I think of VCs as managers, and I'm usually of the opinion that the most
likely solution to a bad manager is a new job, so I'm inclined to favor any
path away from this guy. What path would be best?

Having a profitable company with 10+ employees is a pretty good position to be
in if you want to launch something new. I'm inclined to recommend making full
use of that opportunity, whether new equity from this VC is a possibility or
not. Another concern, though, is that you don't want to risk the health of the
company by diverting too much of the available cashflow, or by hurting their
market positioning. So it seems to me that any pivot is going to have to be a
soft one, or else you'll have to find a growth or new opportunity that really
does seem like a sure bet. So my recommendations are: 1) Swallow your well-
justified bitterness. It just won't help you get through this. If you want to
spread truth about this VCs character, do it after you have gotten out of the
current stickiness, and even then I think some coded politeness can suffice.
2) Tell the VC that you're going to double-down on finding new growth
opportunities. Lay it on thick, and check in more frequently to give him
backing with his peers. 3) Assume that the VC will talk smack (widely) about
you if ever challenged in any public context, and may be doing so anyway now
that this deal exploded, so be proactive about working your relationships with
his peers and your peer community. Consider this your ongoing side project as
you... 4) Work on finding the right pivot for you and for the company.
Consider this your top priority. If you find another startup that has a better
opportunity that you can jump to, take it. But don't risk your current
profitable status. Tipping into negative cashflow will endanger the whole
situation but will also give the VC more ammunition in laying blame on you.

------
nphase
It sounds like the ROI on the investment didn't meet levels acceptable to the
VC's portfolio requirements.
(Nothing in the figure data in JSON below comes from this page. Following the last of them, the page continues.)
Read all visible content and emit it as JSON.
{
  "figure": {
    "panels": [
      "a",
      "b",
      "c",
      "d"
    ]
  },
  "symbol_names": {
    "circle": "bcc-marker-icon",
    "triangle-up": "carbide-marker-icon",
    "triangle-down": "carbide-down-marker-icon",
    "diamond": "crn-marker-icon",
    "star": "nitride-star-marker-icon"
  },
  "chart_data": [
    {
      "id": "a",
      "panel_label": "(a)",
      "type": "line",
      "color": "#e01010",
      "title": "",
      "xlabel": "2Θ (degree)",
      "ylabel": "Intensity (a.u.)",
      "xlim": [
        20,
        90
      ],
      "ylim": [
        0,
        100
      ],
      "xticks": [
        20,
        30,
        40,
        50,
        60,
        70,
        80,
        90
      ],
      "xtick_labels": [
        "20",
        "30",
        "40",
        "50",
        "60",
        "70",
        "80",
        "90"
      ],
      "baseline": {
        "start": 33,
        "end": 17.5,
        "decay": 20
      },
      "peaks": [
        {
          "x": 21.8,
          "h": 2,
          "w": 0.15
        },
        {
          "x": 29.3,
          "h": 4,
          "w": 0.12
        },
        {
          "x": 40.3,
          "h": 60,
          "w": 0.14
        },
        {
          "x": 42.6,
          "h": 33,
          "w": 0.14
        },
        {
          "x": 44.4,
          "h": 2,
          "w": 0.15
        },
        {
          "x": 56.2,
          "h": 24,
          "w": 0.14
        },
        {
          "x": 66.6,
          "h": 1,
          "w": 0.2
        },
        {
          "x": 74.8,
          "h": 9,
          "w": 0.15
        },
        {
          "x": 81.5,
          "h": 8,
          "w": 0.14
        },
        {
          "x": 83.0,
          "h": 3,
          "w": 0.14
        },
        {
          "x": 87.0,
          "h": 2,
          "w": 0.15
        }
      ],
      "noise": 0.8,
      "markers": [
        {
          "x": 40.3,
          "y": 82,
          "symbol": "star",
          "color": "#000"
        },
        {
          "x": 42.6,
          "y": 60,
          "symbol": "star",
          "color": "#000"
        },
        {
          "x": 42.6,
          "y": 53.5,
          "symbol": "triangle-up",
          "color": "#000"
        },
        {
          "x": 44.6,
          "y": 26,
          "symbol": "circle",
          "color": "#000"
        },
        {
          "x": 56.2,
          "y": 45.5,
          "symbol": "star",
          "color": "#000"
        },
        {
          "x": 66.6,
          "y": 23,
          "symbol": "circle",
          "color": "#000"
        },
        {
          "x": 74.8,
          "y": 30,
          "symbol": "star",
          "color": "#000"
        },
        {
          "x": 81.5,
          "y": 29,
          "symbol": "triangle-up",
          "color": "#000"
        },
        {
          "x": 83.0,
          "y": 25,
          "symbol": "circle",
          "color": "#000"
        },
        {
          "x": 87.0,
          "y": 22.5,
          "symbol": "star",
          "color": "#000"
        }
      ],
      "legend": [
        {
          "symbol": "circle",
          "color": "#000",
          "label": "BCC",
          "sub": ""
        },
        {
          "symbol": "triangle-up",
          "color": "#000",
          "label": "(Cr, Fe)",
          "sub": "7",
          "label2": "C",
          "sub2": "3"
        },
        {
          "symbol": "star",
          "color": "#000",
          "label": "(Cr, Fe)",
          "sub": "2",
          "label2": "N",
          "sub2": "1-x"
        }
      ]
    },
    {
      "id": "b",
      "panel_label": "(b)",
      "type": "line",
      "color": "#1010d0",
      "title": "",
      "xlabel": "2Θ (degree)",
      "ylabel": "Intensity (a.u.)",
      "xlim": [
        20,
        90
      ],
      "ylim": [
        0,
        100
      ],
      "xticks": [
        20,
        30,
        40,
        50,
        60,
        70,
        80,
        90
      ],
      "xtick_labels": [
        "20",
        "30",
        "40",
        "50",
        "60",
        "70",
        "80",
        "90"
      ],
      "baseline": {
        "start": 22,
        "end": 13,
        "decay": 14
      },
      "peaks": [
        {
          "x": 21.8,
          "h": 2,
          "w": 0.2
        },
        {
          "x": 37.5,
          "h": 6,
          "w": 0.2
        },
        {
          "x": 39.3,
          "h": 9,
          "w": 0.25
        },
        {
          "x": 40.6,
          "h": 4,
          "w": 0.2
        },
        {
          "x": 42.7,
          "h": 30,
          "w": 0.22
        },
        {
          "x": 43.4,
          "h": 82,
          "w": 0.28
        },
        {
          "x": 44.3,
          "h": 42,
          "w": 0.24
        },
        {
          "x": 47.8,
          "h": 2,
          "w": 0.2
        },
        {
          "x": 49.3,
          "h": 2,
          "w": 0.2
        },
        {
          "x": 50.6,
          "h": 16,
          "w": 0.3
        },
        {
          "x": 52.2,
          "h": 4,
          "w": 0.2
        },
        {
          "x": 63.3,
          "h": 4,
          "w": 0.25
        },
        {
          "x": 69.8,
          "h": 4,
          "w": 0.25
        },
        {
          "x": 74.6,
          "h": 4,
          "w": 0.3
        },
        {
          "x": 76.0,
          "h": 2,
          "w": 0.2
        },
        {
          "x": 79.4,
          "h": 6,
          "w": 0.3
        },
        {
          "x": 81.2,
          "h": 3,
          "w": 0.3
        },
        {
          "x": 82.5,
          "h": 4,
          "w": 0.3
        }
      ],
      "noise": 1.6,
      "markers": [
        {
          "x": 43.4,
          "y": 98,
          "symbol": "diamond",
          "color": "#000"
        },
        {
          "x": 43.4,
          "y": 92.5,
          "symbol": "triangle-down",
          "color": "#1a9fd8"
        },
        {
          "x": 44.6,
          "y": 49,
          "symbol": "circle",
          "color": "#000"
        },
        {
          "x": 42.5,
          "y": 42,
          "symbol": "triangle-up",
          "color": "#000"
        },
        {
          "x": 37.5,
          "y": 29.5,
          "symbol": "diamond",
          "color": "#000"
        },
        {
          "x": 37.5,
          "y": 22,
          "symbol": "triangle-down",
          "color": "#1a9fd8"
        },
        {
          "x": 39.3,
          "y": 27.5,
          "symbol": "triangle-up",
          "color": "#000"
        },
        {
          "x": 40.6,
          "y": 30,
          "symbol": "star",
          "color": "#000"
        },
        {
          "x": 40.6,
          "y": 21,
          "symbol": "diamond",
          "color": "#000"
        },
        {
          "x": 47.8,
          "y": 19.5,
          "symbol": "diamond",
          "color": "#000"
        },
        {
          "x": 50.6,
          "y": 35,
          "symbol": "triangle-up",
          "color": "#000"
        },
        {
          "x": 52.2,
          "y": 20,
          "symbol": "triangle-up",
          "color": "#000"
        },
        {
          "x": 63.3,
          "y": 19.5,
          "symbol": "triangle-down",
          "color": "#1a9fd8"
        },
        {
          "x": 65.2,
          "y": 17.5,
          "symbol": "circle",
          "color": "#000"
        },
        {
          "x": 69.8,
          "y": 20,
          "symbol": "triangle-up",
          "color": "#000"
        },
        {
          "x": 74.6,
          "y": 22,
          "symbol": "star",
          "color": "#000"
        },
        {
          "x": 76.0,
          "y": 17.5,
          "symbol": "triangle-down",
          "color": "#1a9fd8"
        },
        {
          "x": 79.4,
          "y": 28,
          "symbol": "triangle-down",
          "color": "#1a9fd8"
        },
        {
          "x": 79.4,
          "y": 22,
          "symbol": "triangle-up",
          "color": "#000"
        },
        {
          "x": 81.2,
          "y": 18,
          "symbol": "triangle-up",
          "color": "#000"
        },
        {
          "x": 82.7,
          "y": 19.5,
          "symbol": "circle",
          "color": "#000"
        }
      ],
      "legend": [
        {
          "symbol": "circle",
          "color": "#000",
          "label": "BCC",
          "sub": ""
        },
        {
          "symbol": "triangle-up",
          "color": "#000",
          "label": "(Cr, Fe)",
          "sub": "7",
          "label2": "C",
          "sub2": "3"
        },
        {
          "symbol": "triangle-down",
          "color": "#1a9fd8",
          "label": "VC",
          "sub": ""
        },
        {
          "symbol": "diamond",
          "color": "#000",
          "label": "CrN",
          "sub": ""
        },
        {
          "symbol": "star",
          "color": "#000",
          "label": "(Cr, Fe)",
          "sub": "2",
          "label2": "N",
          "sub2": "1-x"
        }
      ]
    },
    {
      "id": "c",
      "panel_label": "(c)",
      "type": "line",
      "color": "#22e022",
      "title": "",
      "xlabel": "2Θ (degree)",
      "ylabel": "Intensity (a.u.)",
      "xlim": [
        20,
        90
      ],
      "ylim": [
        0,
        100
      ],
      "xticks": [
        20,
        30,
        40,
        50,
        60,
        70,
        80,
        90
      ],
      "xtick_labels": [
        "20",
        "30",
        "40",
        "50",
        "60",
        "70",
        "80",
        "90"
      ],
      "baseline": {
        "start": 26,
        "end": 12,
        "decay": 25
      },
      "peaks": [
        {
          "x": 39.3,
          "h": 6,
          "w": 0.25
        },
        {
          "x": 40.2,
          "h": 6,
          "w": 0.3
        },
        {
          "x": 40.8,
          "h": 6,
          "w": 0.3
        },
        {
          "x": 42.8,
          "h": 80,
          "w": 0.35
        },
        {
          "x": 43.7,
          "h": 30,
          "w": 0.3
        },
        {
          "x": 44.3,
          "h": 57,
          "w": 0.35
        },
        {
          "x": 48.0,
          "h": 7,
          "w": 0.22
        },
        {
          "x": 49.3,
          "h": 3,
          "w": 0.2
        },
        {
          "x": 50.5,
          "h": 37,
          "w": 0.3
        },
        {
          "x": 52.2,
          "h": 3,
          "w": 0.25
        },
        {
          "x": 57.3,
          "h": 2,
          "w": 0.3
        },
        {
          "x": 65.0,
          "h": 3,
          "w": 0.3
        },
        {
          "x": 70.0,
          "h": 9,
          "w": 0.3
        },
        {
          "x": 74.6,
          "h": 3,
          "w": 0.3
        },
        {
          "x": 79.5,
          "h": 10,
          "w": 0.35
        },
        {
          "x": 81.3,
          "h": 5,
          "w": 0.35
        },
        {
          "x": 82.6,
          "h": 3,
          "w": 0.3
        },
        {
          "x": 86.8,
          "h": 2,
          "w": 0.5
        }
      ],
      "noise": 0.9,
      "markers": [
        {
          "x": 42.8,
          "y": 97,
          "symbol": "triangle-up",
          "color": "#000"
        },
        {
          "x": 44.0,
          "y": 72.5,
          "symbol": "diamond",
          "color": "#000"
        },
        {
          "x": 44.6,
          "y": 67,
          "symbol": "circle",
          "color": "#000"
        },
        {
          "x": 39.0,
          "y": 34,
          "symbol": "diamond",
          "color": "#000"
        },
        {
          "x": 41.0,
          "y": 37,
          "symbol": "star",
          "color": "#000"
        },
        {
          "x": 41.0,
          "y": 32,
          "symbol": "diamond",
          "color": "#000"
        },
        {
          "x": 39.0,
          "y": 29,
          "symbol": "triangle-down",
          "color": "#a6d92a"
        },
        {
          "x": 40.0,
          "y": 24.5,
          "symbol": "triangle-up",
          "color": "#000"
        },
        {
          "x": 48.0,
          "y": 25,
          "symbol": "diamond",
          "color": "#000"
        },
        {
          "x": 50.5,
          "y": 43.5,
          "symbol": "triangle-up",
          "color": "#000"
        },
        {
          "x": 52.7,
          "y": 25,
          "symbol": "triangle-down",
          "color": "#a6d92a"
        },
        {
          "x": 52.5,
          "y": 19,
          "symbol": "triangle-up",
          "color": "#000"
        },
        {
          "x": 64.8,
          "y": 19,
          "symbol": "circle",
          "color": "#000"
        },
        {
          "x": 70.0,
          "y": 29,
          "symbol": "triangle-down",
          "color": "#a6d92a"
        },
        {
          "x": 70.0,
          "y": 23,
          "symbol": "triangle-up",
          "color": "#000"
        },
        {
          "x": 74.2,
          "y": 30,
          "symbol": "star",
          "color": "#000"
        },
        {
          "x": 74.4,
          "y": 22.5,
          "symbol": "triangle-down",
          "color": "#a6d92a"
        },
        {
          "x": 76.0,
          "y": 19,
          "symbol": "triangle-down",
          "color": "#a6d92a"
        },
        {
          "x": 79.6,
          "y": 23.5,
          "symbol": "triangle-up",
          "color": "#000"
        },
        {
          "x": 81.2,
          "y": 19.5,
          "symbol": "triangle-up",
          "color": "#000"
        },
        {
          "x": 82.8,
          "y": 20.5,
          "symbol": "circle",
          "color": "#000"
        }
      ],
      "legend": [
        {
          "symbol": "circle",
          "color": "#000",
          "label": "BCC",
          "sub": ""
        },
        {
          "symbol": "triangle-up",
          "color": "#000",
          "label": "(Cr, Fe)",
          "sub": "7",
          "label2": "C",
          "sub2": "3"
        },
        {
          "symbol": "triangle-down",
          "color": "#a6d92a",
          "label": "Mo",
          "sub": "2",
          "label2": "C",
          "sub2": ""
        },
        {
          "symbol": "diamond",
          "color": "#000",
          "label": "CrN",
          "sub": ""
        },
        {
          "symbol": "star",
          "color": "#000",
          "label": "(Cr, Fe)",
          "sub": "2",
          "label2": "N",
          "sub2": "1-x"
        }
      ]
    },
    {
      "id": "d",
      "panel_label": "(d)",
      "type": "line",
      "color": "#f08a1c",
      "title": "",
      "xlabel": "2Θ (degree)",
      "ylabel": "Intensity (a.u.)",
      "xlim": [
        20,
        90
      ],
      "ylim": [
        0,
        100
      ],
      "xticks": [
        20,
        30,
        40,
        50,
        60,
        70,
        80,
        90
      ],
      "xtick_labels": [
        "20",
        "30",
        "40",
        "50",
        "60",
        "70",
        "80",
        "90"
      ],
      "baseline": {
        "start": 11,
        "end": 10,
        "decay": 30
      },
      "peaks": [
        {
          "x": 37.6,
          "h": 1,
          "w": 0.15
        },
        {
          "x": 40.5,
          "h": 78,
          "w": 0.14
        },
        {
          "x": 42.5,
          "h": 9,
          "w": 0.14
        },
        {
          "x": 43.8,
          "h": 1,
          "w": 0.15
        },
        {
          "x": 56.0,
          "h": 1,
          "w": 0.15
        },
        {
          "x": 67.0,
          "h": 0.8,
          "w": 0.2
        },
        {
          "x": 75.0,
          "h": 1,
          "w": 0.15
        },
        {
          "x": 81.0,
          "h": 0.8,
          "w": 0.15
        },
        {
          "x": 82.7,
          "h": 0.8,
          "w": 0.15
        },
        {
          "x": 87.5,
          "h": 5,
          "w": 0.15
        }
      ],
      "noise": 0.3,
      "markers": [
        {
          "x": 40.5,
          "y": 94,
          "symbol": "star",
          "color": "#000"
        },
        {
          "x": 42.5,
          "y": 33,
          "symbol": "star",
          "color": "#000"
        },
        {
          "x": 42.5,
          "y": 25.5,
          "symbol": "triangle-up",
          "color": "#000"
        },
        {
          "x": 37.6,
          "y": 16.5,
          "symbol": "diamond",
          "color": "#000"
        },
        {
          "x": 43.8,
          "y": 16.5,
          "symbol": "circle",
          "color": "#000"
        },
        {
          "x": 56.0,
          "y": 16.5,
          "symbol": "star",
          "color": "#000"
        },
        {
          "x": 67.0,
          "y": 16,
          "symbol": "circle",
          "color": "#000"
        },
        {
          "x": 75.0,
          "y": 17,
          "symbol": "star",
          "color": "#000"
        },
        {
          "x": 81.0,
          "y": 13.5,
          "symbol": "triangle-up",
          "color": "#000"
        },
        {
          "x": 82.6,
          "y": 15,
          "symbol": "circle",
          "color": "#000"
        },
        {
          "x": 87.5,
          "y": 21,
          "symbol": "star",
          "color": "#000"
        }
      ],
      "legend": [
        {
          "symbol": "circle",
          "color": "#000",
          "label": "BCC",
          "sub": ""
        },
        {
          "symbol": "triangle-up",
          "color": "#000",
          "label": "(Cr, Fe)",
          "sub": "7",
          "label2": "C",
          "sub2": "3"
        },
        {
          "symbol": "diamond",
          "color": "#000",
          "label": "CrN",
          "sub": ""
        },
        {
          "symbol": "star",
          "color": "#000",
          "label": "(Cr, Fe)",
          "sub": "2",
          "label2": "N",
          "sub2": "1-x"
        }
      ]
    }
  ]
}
If the rest of of the team is ready to walk, then
it sounds like the best thing to do in this situation is to move on and take
them with you.

Best of luck!

------
mmk
you can shop the deal. if you were close to closing on one, just as well go
shop the deal with the competitor. or get a banker to shop the deal for you.
one is ridgecrestcap in marin, ca. the managing directors have connections all
over silicon valley.

you're so close to exit it would be a shame to leave, its like stopping at
mile 20 of a marathon, just stick it out and finish. gl.

------
djb_hackernews
I don't have any advice but it'd be great if you shared your 20/20 hindsight
so other founders can avoid such scenarios and VC.

------
fedd
interesting story and comments. i am going to print it out and read it loud
during the investment negotiations asking for comments and advice how to avoid
such situations.

------
jancona
Unfortunately, if the VC has decided to not to participate in any future
financing, the failure of the company may be a best case scenario for him.
Think about it from his point of view--two of the worst things you can do as a
VC are:

\- Throw good money after bad by pouring more money into a loser, and

\- Give up on a company, only to have it succeed without you, either through a
cram-down or an acquisition on unfavorable terms

So in that situation, the VC's interest is that your company either succeed
without further investment or go out of business.

I wish I had good advice for you--perhaps, as some others have suggested,
threats may help. My guess is that you don't have much to lose.

------
teflonhook
Find some new investors and pay to play him.